Хижина с видом на высохшее русло реки была точно такой, как она себе представляла, и уютной, как он и говорил. Они прожили там три года.
– Чего я не понимаю, – заговорил я, – это как он набрался смелости написать вам и как вам хватило храбрости принять приглашение. Он ведь знал, что вам всего четырнадцать лет?
– Он знал, что я учусь в девятом классе. Если бы я была значительно старше, значит, я была бы умственно отсталой.
– А ему не приходило в голову, что ваши родители могут попытаться искать вас? И что ему может быть предъявлено уголовное обвинение?
– Не думаю, что это могло прийти ему в голову, – ответила она. – Гулли человек не безрассудный, но сомневаюсь, что он тратит много времени на обдумывание последствий своих действий. Вполне возможно, он просто не думает, что у его действий могут быть какие-то последствия. Вы читали «Ничьего ребенка»?
– Да.
– Значит, помните, что там говорится насчет понимания. Он сразу понял, что беспокоиться незачем. Точно так же, как знал, что я воспользуюсь билетом на самолет.
– А ваши родители?
– Парочка старых хиппи. Отец мой в то время был в Непале, пьянствовал в Катманду. Мать жила у себя дома, в Гринвиче, штат Коннектикут, проживала доверительную собственность и три дня в неделю трудилась на добровольных началах в организации, лоббирующей легализацию марихуаны. Больше она ничем не интересовалась.
– То есть она не возражала?
– Она отвезла меня в аэропорт. У Гулли не было телефона, но я позвонила ей через несколько дней из телефона-автомата и сообщила, что останусь там на некоторое время. Она сказала: «Очень хорошо».
– Но вам было четырнадцать.
– Я всегда говорила, что у меня взрослая душа. Трудно сказать, верила ли я в это, но, во всяком случае, я была далеко не обычным четырнадцатилетним подростком. И я никогда не чувствовала себя не на своем месте. Я всегда была равна себе.
Часть всего этого она рассказала мне в книжном магазине, с Раффлсом, урчащим у нее на коленях, и при посетителях, старавшихся держаться подальше, словно чувствовали, что могут помешать. Другую часть – в баре «Кедр» на Университетской площади, куда мы перебрались после того, как я закрыл магазин. Она спросила официанта, есть ли у них ржаное виски. Он сходил узнать и вернулся с сообщением, что у них есть «Олд Оверхольт». Она заказала двойную порцию и бокал воды.

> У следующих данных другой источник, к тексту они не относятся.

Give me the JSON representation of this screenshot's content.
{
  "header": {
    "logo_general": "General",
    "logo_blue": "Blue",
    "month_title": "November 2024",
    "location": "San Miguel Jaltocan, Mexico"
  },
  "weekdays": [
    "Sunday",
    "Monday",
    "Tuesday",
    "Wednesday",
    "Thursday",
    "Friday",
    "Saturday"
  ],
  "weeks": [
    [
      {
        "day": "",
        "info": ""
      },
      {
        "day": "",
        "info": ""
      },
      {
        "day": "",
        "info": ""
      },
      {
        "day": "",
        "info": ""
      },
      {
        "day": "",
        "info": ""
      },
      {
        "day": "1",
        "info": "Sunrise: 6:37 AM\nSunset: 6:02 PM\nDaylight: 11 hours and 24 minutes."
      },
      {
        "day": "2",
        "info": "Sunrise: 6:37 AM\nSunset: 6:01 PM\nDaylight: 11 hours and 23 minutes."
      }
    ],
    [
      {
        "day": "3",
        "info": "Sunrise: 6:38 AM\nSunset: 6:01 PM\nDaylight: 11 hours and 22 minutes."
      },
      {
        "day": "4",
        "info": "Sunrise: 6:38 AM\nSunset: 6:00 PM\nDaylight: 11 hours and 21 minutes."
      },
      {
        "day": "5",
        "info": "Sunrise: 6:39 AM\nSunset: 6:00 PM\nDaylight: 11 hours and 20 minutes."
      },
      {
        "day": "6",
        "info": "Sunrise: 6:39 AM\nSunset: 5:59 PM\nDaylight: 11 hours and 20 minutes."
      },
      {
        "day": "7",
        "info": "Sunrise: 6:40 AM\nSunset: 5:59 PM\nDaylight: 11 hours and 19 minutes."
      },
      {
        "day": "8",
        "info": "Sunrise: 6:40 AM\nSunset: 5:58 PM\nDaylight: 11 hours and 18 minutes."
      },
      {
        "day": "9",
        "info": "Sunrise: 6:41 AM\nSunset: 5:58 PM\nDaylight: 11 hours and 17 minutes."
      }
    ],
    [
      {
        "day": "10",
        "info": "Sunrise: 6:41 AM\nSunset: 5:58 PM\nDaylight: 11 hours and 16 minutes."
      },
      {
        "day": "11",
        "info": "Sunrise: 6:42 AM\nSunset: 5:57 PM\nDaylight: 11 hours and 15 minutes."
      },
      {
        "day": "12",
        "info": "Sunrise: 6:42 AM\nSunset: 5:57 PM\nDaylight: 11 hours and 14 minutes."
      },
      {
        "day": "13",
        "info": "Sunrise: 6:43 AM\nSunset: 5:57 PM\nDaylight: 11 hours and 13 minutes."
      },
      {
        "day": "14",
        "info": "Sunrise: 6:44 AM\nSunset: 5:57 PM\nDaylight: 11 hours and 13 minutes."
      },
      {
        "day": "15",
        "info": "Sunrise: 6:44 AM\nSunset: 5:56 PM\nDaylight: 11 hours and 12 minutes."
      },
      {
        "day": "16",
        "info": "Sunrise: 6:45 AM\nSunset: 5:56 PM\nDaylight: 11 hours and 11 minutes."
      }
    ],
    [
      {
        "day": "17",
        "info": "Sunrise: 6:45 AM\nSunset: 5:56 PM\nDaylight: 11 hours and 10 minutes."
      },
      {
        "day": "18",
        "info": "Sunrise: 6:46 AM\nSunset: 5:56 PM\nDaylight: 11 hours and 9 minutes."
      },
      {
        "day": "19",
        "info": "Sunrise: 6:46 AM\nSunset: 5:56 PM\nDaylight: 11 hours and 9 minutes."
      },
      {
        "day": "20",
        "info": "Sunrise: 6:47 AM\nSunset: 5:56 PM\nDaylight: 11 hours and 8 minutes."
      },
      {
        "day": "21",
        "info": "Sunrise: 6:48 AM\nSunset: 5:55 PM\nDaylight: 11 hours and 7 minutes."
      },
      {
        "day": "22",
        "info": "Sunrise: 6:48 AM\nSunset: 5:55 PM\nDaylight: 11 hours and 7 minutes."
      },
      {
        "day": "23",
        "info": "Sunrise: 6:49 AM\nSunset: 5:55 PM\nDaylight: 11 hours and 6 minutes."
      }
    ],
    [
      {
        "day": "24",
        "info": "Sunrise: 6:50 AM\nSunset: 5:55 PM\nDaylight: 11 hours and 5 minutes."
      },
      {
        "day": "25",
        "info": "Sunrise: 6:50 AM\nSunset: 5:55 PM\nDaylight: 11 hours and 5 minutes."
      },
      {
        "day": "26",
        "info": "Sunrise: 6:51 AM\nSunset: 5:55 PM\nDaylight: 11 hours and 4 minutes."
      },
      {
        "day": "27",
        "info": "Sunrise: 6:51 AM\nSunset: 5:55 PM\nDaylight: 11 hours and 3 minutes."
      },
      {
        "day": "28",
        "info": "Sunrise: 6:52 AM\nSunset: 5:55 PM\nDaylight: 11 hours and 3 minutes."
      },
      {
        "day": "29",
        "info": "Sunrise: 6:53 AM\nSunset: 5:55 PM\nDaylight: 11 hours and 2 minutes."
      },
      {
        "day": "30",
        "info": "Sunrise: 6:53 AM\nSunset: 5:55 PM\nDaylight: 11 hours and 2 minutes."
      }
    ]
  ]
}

Я решил заказать то же самое, но со льдом и капелькой содовой, и спросил, хорошо ли это в таком сочетании. Она сказала, что лучше пить чистое, и я переменил заказ – двойную ржаного виски, чистого, и бокал воды.
Мы приняли по паре в «Кедре», потом прошли несколько кварталов до знакомого мне итальянского ресторанчика, который внутри значительно лучше, чем снаружи. Интерьер тоже не очень впечатляющий, но кухня все компенсирует. Мы съели по порции оссо букко, выпили бутылку «вальполичеллы», и официант принес нам к эспрессо в подарок по бокалу «Стреги». В маленькой траттории во Флоренции еда, может быть, и лучше, но мне об этом трудно судить.
Пока мы ели и пили, она продолжала рассказывать. Выйдя на улицу перед рестораном в подогретую вином вечернюю прохладу, мы посмотрели друг другу в глаза примерно так же, как она и Фэйрберн сделали в аэропорту Альбукерке, и она ответила раньше, чем я успел задать свой вопрос.
– К тебе, – сказала она.
Я поднял руку, и возникло такси. Вот такой получился вечер.